En janvier 2019, le gouvernement français avait déclenché un plan national pour faire face à un premier no deal, alors que le Royaume-Uni pouvait quitter l’Union européenne le 29 mars de la même année sans période de transition. Il a alors investi 50 millions d’euros de dépenses publiques dans des travaux d’aménagements dans les ports et les aéroports (comme des parkings destinés à accueillir les véhicules en attente de contrôle, terminés dès le 29 mars), ainsi que 600 embauches, de douaniers notamment.
Mais si les conséquences d’un no deal seront sans doute les plus présentes dans les Hauts-de-France, en Bretagne et en Normandie, l’ensemble du territoire français devrait en subir l’impact.
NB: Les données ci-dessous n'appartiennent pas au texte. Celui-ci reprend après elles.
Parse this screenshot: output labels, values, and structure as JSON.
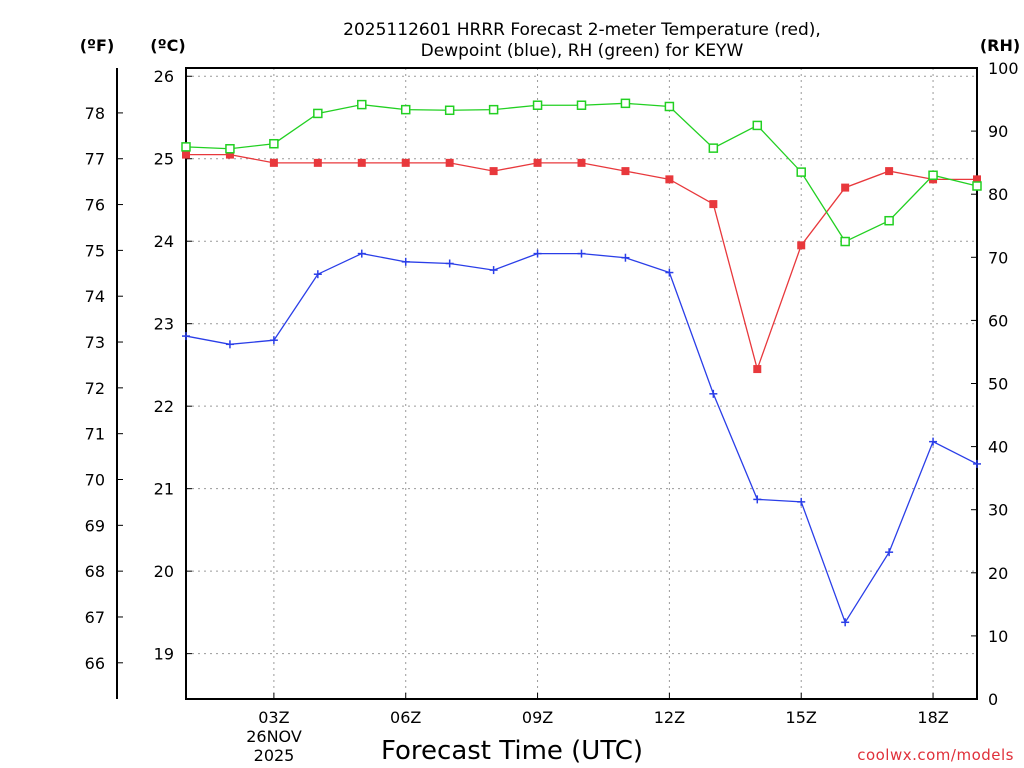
{
  "chart_data": {
    "type": "line",
    "title_line1": "2025112601 HRRR Forecast 2-meter Temperature (red),",
    "title_line2": "Dewpoint (blue), RH (green) for KEYW",
    "xlabel": "Forecast Time (UTC)",
    "credit": "coolwx.com/models",
    "unit_f": "(ºF)",
    "unit_c": "(ºC)",
    "unit_rh": "(RH)",
    "date_labels": [
      "26NOV",
      "2025"
    ],
    "colors": {
      "temperature": "#e8383c",
      "dewpoint": "#2a3ee8",
      "rh": "#22d022",
      "axis": "#000000",
      "grid": "#9a9a9a"
    },
    "x": [
      1,
      2,
      3,
      4,
      5,
      6,
      7,
      8,
      9,
      10,
      11,
      12,
      13,
      14,
      15,
      16,
      17,
      18,
      19
    ],
    "x_range": [
      1,
      19
    ],
    "x_ticks": [
      {
        "value": 3,
        "label": "03Z"
      },
      {
        "value": 6,
        "label": "06Z"
      },
      {
        "value": 9,
        "label": "09Z"
      },
      {
        "value": 12,
        "label": "12Z"
      },
      {
        "value": 15,
        "label": "15Z"
      },
      {
        "value": 18,
        "label": "18Z"
      }
    ],
    "c_range": [
      18.45,
      26.1
    ],
    "c_ticks": [
      19,
      20,
      21,
      22,
      23,
      24,
      25,
      26
    ],
    "f_ticks": [
      66,
      67,
      68,
      69,
      70,
      71,
      72,
      73,
      74,
      75,
      76,
      77,
      78
    ],
    "rh_range": [
      0,
      100
    ],
    "rh_ticks": [
      0,
      10,
      20,
      30,
      40,
      50,
      60,
      70,
      80,
      90,
      100
    ],
    "series": [
      {
        "name": "Temperature (°C)",
        "marker": "filled-square",
        "values": [
          25.05,
          25.05,
          24.95,
          24.95,
          24.95,
          24.95,
          24.95,
          24.85,
          24.95,
          24.95,
          24.85,
          24.75,
          24.45,
          22.45,
          23.95,
          24.65,
          24.85,
          24.75,
          24.75
        ]
      },
      {
        "name": "Dewpoint (°C)",
        "marker": "plus",
        "values": [
          22.85,
          22.75,
          22.8,
          23.6,
          23.85,
          23.75,
          23.73,
          23.65,
          23.85,
          23.85,
          23.8,
          23.62,
          22.15,
          20.87,
          20.84,
          19.38,
          20.23,
          21.57,
          21.3
        ]
      },
      {
        "name": "RH (%)",
        "marker": "open-square",
        "values": [
          87.5,
          87.2,
          88.0,
          92.8,
          94.2,
          93.4,
          93.3,
          93.4,
          94.1,
          94.1,
          94.4,
          93.9,
          87.3,
          90.9,
          83.5,
          72.5,
          75.8,
          83.0,
          81.3
        ]
      }
    ]
  }
}
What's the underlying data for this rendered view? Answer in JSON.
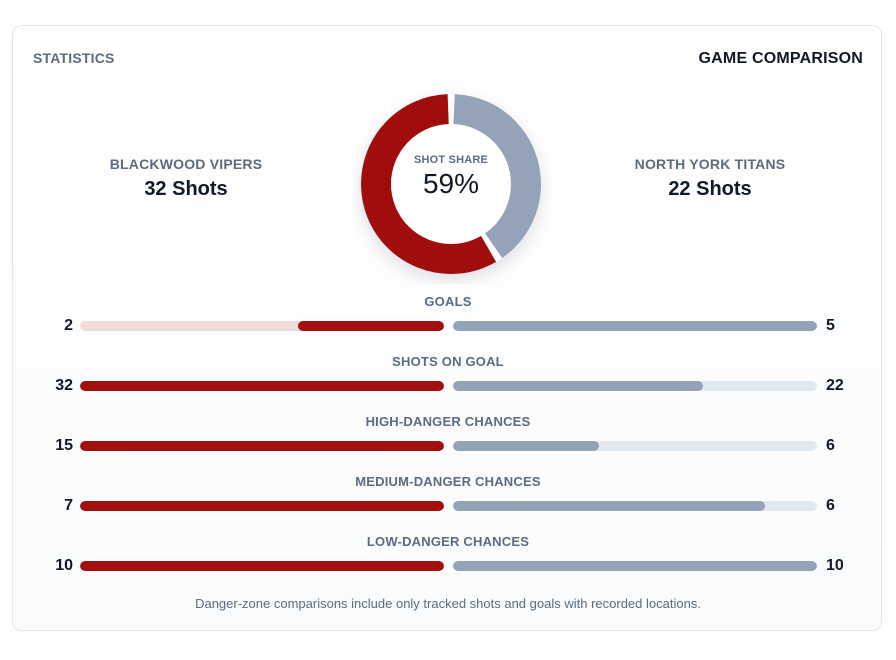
{
  "header": {
    "section_label": "STATISTICS",
    "title": "GAME COMPARISON"
  },
  "teams": {
    "home": {
      "name": "BLACKWOOD VIPERS",
      "shots_label": "32 Shots",
      "color": "#a10f0f"
    },
    "away": {
      "name": "NORTH YORK TITANS",
      "shots_label": "22 Shots",
      "color": "#94a3b8"
    }
  },
  "shot_share": {
    "caption": "SHOT SHARE",
    "value_label": "59%",
    "home_fraction": 0.59,
    "away_fraction": 0.41
  },
  "stats": [
    {
      "title": "GOALS",
      "home": "2",
      "away": "5",
      "home_value": 2,
      "away_value": 5
    },
    {
      "title": "SHOTS ON GOAL",
      "home": "32",
      "away": "22",
      "home_value": 32,
      "away_value": 22
    },
    {
      "title": "HIGH-DANGER CHANCES",
      "home": "15",
      "away": "6",
      "home_value": 15,
      "away_value": 6
    },
    {
      "title": "MEDIUM-DANGER CHANCES",
      "home": "7",
      "away": "6",
      "home_value": 7,
      "away_value": 6
    },
    {
      "title": "LOW-DANGER CHANCES",
      "home": "10",
      "away": "10",
      "home_value": 10,
      "away_value": 10
    }
  ],
  "footnote": "Danger-zone comparisons include only tracked shots and goals with recorded locations."
}
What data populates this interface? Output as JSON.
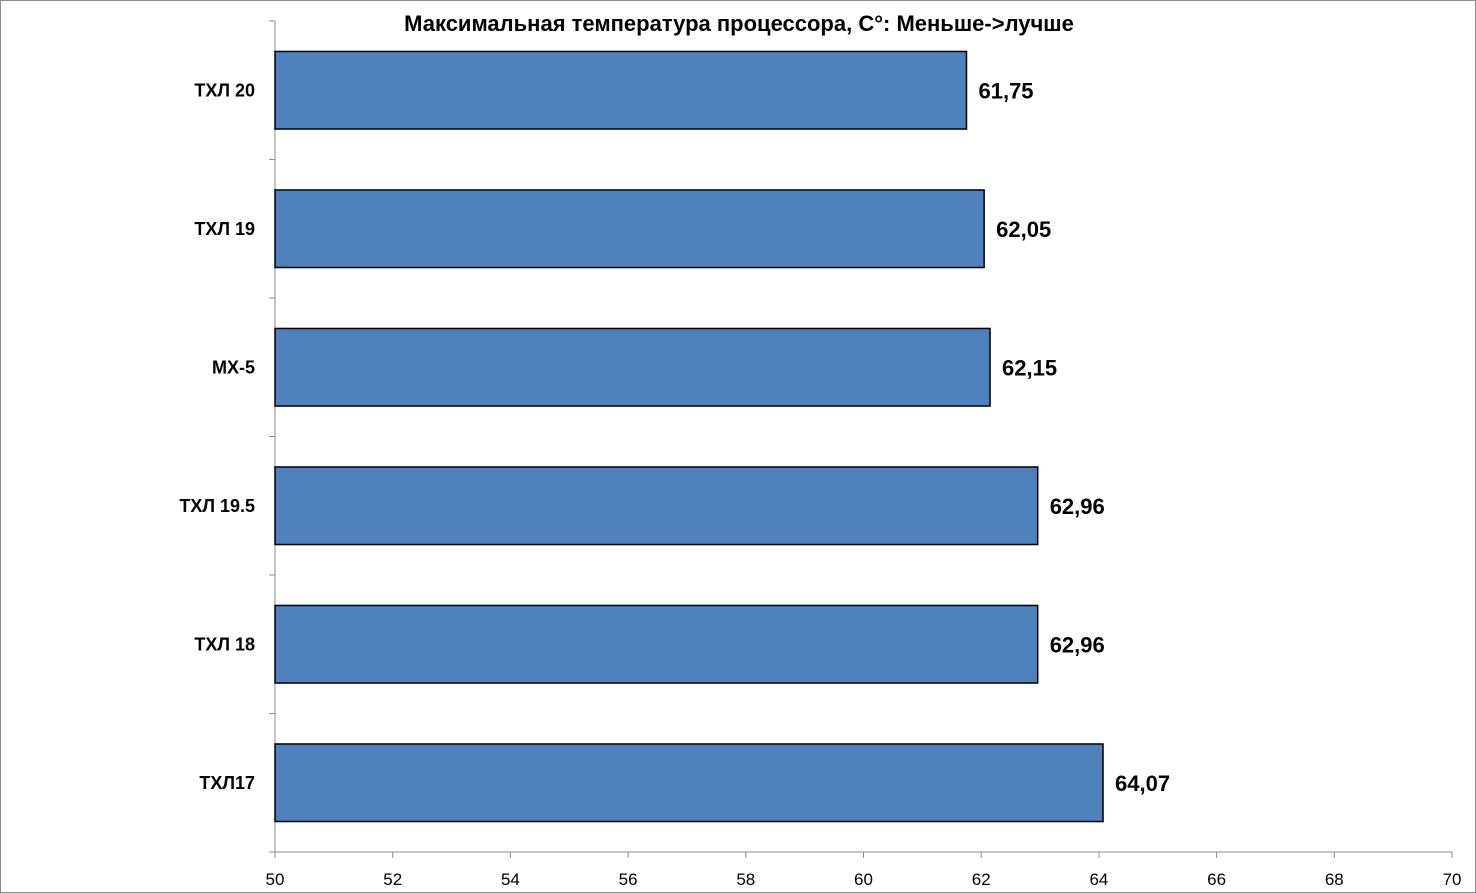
{
  "chart_data": {
    "type": "bar",
    "orientation": "horizontal",
    "title": "Максимальная температура процессора, C°: Меньше->лучше",
    "categories": [
      "ТХЛ 20",
      "ТХЛ 19",
      "MX-5",
      "ТХЛ 19.5",
      "ТХЛ 18",
      "ТХЛ17"
    ],
    "values": [
      61.75,
      62.05,
      62.15,
      62.96,
      62.96,
      64.07
    ],
    "value_labels": [
      "61,75",
      "62,05",
      "62,15",
      "62,96",
      "62,96",
      "64,07"
    ],
    "xlim": [
      50,
      70
    ],
    "x_ticks": [
      "50",
      "52",
      "54",
      "56",
      "58",
      "60",
      "62",
      "64",
      "66",
      "68",
      "70"
    ],
    "grid": false,
    "legend": "none",
    "bar_color": "#4f81bd"
  }
}
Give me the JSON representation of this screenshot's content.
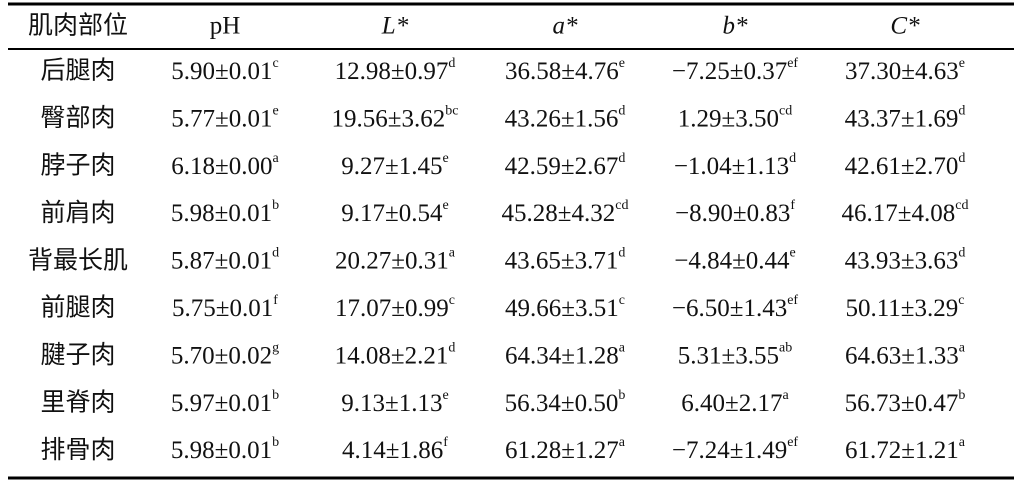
{
  "table": {
    "header": [
      "肌肉部位",
      "pH",
      "L*",
      "a*",
      "b*",
      "C*"
    ],
    "rows": [
      {
        "name": "后腿肉",
        "cells": [
          {
            "text": "5.90±0.01",
            "sup": "c"
          },
          {
            "text": "12.98±0.97",
            "sup": "d"
          },
          {
            "text": "36.58±4.76",
            "sup": "e"
          },
          {
            "text": "−7.25±0.37",
            "sup": "ef"
          },
          {
            "text": "37.30±4.63",
            "sup": "e"
          }
        ]
      },
      {
        "name": "臀部肉",
        "cells": [
          {
            "text": "5.77±0.01",
            "sup": "e"
          },
          {
            "text": "19.56±3.62",
            "sup": "bc"
          },
          {
            "text": "43.26±1.56",
            "sup": "d"
          },
          {
            "text": "1.29±3.50",
            "sup": "cd"
          },
          {
            "text": "43.37±1.69",
            "sup": "d"
          }
        ]
      },
      {
        "name": "脖子肉",
        "cells": [
          {
            "text": "6.18±0.00",
            "sup": "a"
          },
          {
            "text": "9.27±1.45",
            "sup": "e"
          },
          {
            "text": "42.59±2.67",
            "sup": "d"
          },
          {
            "text": "−1.04±1.13",
            "sup": "d"
          },
          {
            "text": "42.61±2.70",
            "sup": "d"
          }
        ]
      },
      {
        "name": "前肩肉",
        "cells": [
          {
            "text": "5.98±0.01",
            "sup": "b"
          },
          {
            "text": "9.17±0.54",
            "sup": "e"
          },
          {
            "text": "45.28±4.32",
            "sup": "cd"
          },
          {
            "text": "−8.90±0.83",
            "sup": "f"
          },
          {
            "text": "46.17±4.08",
            "sup": "cd"
          }
        ]
      },
      {
        "name": "背最长肌",
        "cells": [
          {
            "text": "5.87±0.01",
            "sup": "d"
          },
          {
            "text": "20.27±0.31",
            "sup": "a"
          },
          {
            "text": "43.65±3.71",
            "sup": "d"
          },
          {
            "text": "−4.84±0.44",
            "sup": "e"
          },
          {
            "text": "43.93±3.63",
            "sup": "d"
          }
        ]
      },
      {
        "name": "前腿肉",
        "cells": [
          {
            "text": "5.75±0.01",
            "sup": "f"
          },
          {
            "text": "17.07±0.99",
            "sup": "c"
          },
          {
            "text": "49.66±3.51",
            "sup": "c"
          },
          {
            "text": "−6.50±1.43",
            "sup": "ef"
          },
          {
            "text": "50.11±3.29",
            "sup": "c"
          }
        ]
      },
      {
        "name": "腱子肉",
        "cells": [
          {
            "text": "5.70±0.02",
            "sup": "g"
          },
          {
            "text": "14.08±2.21",
            "sup": "d"
          },
          {
            "text": "64.34±1.28",
            "sup": "a"
          },
          {
            "text": "5.31±3.55",
            "sup": "ab"
          },
          {
            "text": "64.63±1.33",
            "sup": "a"
          }
        ]
      },
      {
        "name": "里脊肉",
        "cells": [
          {
            "text": "5.97±0.01",
            "sup": "b"
          },
          {
            "text": "9.13±1.13",
            "sup": "e"
          },
          {
            "text": "56.34±0.50",
            "sup": "b"
          },
          {
            "text": "6.40±2.17",
            "sup": "a"
          },
          {
            "text": "56.73±0.47",
            "sup": "b"
          }
        ]
      },
      {
        "name": "排骨肉",
        "cells": [
          {
            "text": "5.98±0.01",
            "sup": "b"
          },
          {
            "text": "4.14±1.86",
            "sup": "f"
          },
          {
            "text": "61.28±1.27",
            "sup": "a"
          },
          {
            "text": "−7.24±1.49",
            "sup": "ef"
          },
          {
            "text": "61.72±1.21",
            "sup": "a"
          }
        ]
      }
    ]
  }
}
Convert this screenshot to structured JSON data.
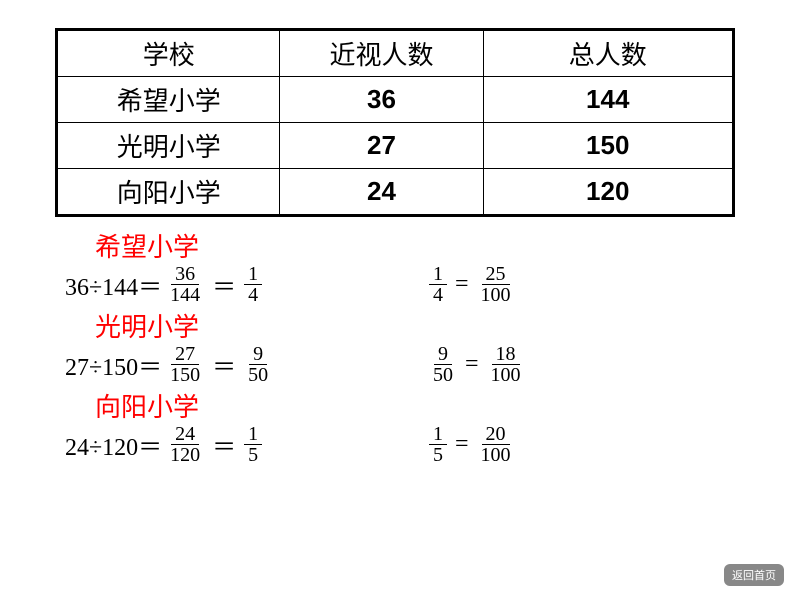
{
  "table": {
    "headers": [
      "学校",
      "近视人数",
      "总人数"
    ],
    "rows": [
      [
        "希望小学",
        "36",
        "144"
      ],
      [
        "光明小学",
        "27",
        "150"
      ],
      [
        "向阳小学",
        "24",
        "120"
      ]
    ]
  },
  "calcs": [
    {
      "title": "希望小学",
      "lhs": "36÷144＝",
      "f1": {
        "n": "36",
        "d": "144"
      },
      "eq1": "＝",
      "f2": {
        "n": "1",
        "d": "4"
      },
      "rf1": {
        "n": "1",
        "d": "4"
      },
      "req": "=",
      "rf2": {
        "n": "25",
        "d": "100"
      }
    },
    {
      "title": "光明小学",
      "lhs": "27÷150＝",
      "f1": {
        "n": "27",
        "d": "150"
      },
      "eq1": "＝",
      "f2": {
        "n": "9",
        "d": "50"
      },
      "rf1": {
        "n": "9",
        "d": "50"
      },
      "req": "=",
      "rf2": {
        "n": "18",
        "d": "100"
      }
    },
    {
      "title": "向阳小学",
      "lhs": "24÷120＝",
      "f1": {
        "n": "24",
        "d": "120"
      },
      "eq1": "＝",
      "f2": {
        "n": "1",
        "d": "5"
      },
      "rf1": {
        "n": "1",
        "d": "5"
      },
      "req": "=",
      "rf2": {
        "n": "20",
        "d": "100"
      }
    }
  ],
  "returnLabel": "返回首页",
  "style": {
    "title_color": "#ff0000",
    "border_color": "#000000",
    "bg": "#ffffff",
    "table_font_size": 26,
    "calc_font_size": 24,
    "frac_font_size": 20
  }
}
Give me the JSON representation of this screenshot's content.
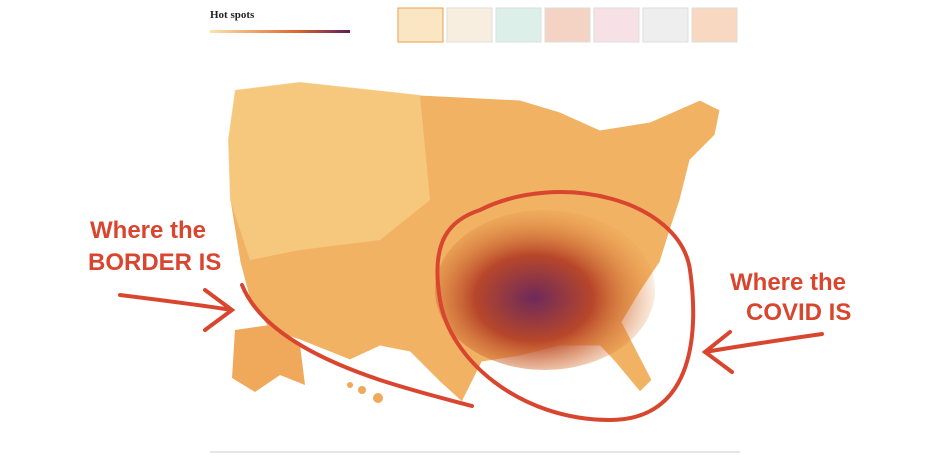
{
  "header": {
    "title": "Hot spots"
  },
  "annotations": {
    "left": {
      "lines": [
        "Where the",
        "BORDER IS"
      ]
    },
    "right": {
      "lines": [
        "Where the",
        "COVID IS"
      ]
    }
  }
}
A plus ou moins grande échelle, en fonction des échanges commerciaux.
Quelles seraient les populations les plus affectées ?
Etant donné la variété des secteurs et des territoires pour lesquels un no deal aurait un impact négatif conséquent, la sortie définitive du Royaume-Uni va concerner différents profils de population.
Les plus de 150 000 citoyens britanniques résidant sur le territoire français, évidemment, sont directement concernés par un tel scénario. En application de l’accord de retrait du Royaume-Uni de l’Union européenne, chaque ressortissant britannique résidant en France avant le 31 décembre 2020 ou venant s’y installer avant cette date devra obligatoirement détenir un visa mention “Accord de retrait” à partir du 1er juillet 2021. La demande pourra s’effectuer en ligne à compter du 1er octobre 2020.
Autre population, qui rassemble des personnes issues de toutes les catégories socioprofessionnelles : les voyageurs, touristes et professionnels, qui souhaitent se rendre au Royaume-Uni. Bien que ceux-ci doivent déjà se soumettre aujourd’hui à un contrôle d’identité aux frontières (le Royaume-Uni n’a jamais fait partie de l’espace Schengen), une sortie sans accord pourrait les confronter à des contrôles douaniers supplémentaires. Avec en particulier des questions sur les raisons de leur voyage et des fouilles de bagages.
Concernant les transports aériens, des dispositions ont été prises pour permettre aux compagnies britanniques de voler librement en Europe jusqu’à la fin de la période de transition. A terme, ce droit pourrait leur être refusé. Selon un rapport de l’association internationale du Transport Aérien, une chute de 3 à 5 % du trafic à destination et en provenance du Royaume-Uni serait à prévoir en l’absence d’accord. Pour y remédier, certaines compagnies britanniques ont ouvert depuis 2017 des filiales dans des Etats de l’UE afin d’assurer l’ensemble de leurs vols intra-européens ou vers des pays tiers.
Eurostar à la gare du Nord, Paris – Crédits : David McKelvey / Flickr
Du côté ferroviaire, en ce qui concerne l’Eurostar, une sortie définitive sans accord signifie aussi des contrôles d’identité et de sécurité supplémentaires. Les voyageurs pourraient donc continuer à emprunter le tunnel, avec ou sans accord, mais la multiplication de ces contrôles et leur caractère inédit seraient susceptibles de provoquer des retards dans les premiers mois suivant un no deal. Aux voyageurs de prévoir d’arriver plus d’avance que d’habitude avant de monter dans le train.